In the afternoon, Mrs Spendlove asked Chingis to tell the class a little bit about the clothes we were wearing. I stood up and explained that they had to be thick and warm because it could get so cold on the steppe, even in the desert, at night. Minus fifty. And even though they hadn’t asked me, I told them about Chingis Khan – who Chingis was named after, just like lots of Mongolian boys. Because I knew all about him, I said how when he was dying, he asked to be buried in a secret place with no monument so that the whole of his empire could be his gravestone. After his friends had laid his body in the ground, they stampeded a thousand horses over it to churn up the soil and disguise his grave. Then they all rode home and killed each other so that no one would ever tell the secret.
“What about you, Chingis? What can you tell us about your country?” said Mrs Spendlove. Thinking about it now, that may have been a pointed remark as I seemed to be doing all the talking.

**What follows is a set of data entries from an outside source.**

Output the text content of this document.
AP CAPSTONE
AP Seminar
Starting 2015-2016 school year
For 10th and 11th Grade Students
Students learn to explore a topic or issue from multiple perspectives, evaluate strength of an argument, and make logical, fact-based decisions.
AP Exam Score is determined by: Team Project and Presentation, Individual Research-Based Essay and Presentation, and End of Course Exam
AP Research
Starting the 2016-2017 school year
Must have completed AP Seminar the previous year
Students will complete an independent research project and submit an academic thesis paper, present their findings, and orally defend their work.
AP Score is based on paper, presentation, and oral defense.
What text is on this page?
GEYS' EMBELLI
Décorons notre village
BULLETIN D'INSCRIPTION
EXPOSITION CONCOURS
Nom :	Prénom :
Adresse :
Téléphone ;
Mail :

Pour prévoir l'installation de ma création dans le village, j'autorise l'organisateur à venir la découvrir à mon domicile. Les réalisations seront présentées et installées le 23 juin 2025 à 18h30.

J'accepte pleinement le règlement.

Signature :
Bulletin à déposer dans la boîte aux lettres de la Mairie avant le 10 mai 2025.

He said, “Well, there’s the desert. And then there are some oasis things in the desert, you know, with trees that look like giant flowers.” I didn’t know about them. “They’re sort of magical. And we have mountains that are made of metal and they are shiny in the sun.” I didn’t know about them, either. “And if you’re in trouble, you can make a pile of stones and maybe put some horse’s skull on it, or a prayer flag, and walk around it three times clockwise, and that’ll help. It’s called an ovoo.”